When a call packet is received, it can be discarded as a duplicate by examining its caller_identifier (Duplicate Filtering)

This scheme guarantees traditional connection-oriented protocols without the costs. We assume that an activity's call sequence number does not repeat even if the calling machine is restarted. We generate a conversation identifier based on a 32-bit clock maintained by every machine (initialised from network time servers when a machine restarts).

Complicated Calls

To handle lost packets, long-duration calls and long gaps between calls, the packet is modified to request an explicit acknowledgement.

When the caller gets the acknowledgement, it waits for the result packet. While waiting, the caller periodically sends a probe packet to the callee, which is expected to receive an ACK.
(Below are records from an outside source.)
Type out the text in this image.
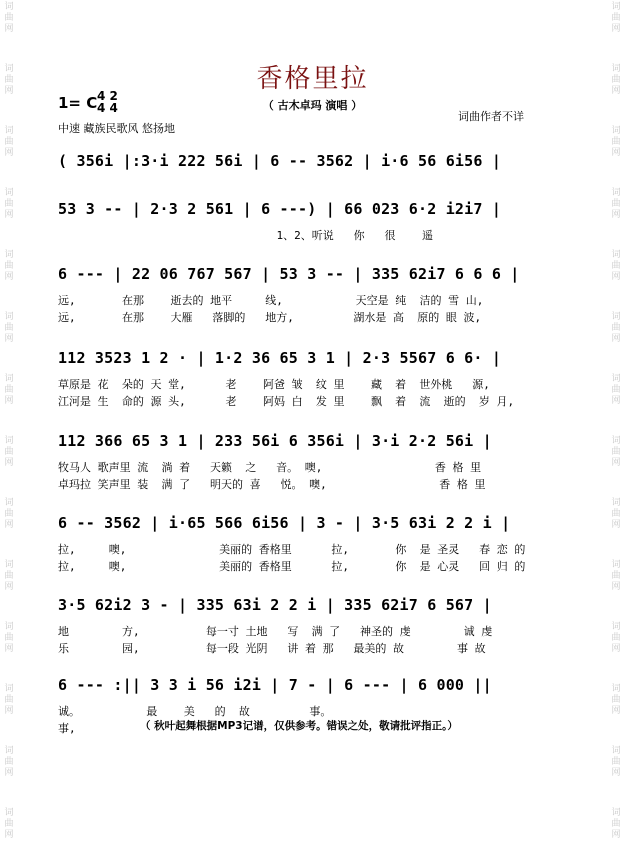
词 曲 网
词 曲 网
词 曲 网
词 曲 网
词 曲 网
词 曲 网
词 曲 网
词 曲 网
词 曲 网
词 曲 网
词 曲 网
词 曲 网
词 曲 网
词 曲 网
词 曲 网
词 曲 网
词 曲 网
词 曲 网
词 曲 网
词 曲 网
词 曲 网
词 曲 网
词 曲 网
词 曲 网
词 曲 网
词 曲 网
词 曲 网
词 曲 网
香格里拉
（ 古木卓玛 演唱 ）
1= C 4 2
4 4
中速 藏族民歌风 悠扬地
词曲作者不详
( 356i |:3·i 222 56i | 6 -- 3562 | i·6 56 6i56 |
53 3 -- | 2·3 2 561 | 6 ---) | 66 023 6·2 i2i7 |
1、2、听说   你   很    遥
6 --- | 22 06 767 567 | 53 3 -- | 335 62i7 6 6 6 |
远,       在那    逝去的 地平     线,           天空是 纯  洁的 雪 山,
远,       在那    大雁   落脚的   地方,         湖水是 高  原的 眼 波,
112 3523 1 2 · | 1·2 36 65 3 1 | 2·3 5567 6 6· |
草原是 花  朵的 天 堂,      老    阿爸 皱  纹 里    藏  着  世外桃   源,
江河是 生  命的 源 头,      老    阿妈 白  发 里    飘  着  流  逝的  岁 月,
112 366 65 3 1 | 233 56i 6 356i | 3·i 2·2 56i |
牧马人 歌声里 流  淌 着   天籁  之   音。 噢,                 香 格 里
卓玛拉 笑声里 装  满 了   明天的 喜   悦。 噢,                 香 格 里
6 -- 3562 | i·65 566 6i56 | 3 - | 3·5 63i 2 2 i |
拉,     噢,              美丽的 香格里      拉,       你  是 圣灵   春 恋 的
拉,     噢,              美丽的 香格里      拉,       你  是 心灵   回 归 的
3·5 62i2 3 - | 335 63i 2 2 i | 335 62i7 6 567 |
地        方,          每一寸 土地   写  满 了   神圣的 虔        诚 虔
乐        园,          每一段 光阴   讲 着 那   最美的 故        事 故
6 --- :|| 3 3 i 56 i2i | 7 - | 6 --- | 6 000 ||
诚。          最    美   的  故         事。
事,	（ 秋叶起舞根据MP3记谱，仅供参考。错误之处，敬请批评指正。）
This helps to detect if the callee has crashed or if there is a serious issue with the communication network.

Provided the caller receives ACK for the probes, it continues waiting. Notice this does not detect if the callee has deadlocked. This is in keeping with the semantics of local procedure calls.

If the arguments or results are too large to fit in a single packet, they are sent in multiple packets, with each but the last packet requiring an explicit ACK. This allows the implementation to use only one packet buffer at each end for the call and avoids the necessity of including the buffering and flow control strategies found in normal bulk data-transfer protocols.

Thus, if the call requires more than one packet for its arguments or results, our protocol sends more packets than are logically required.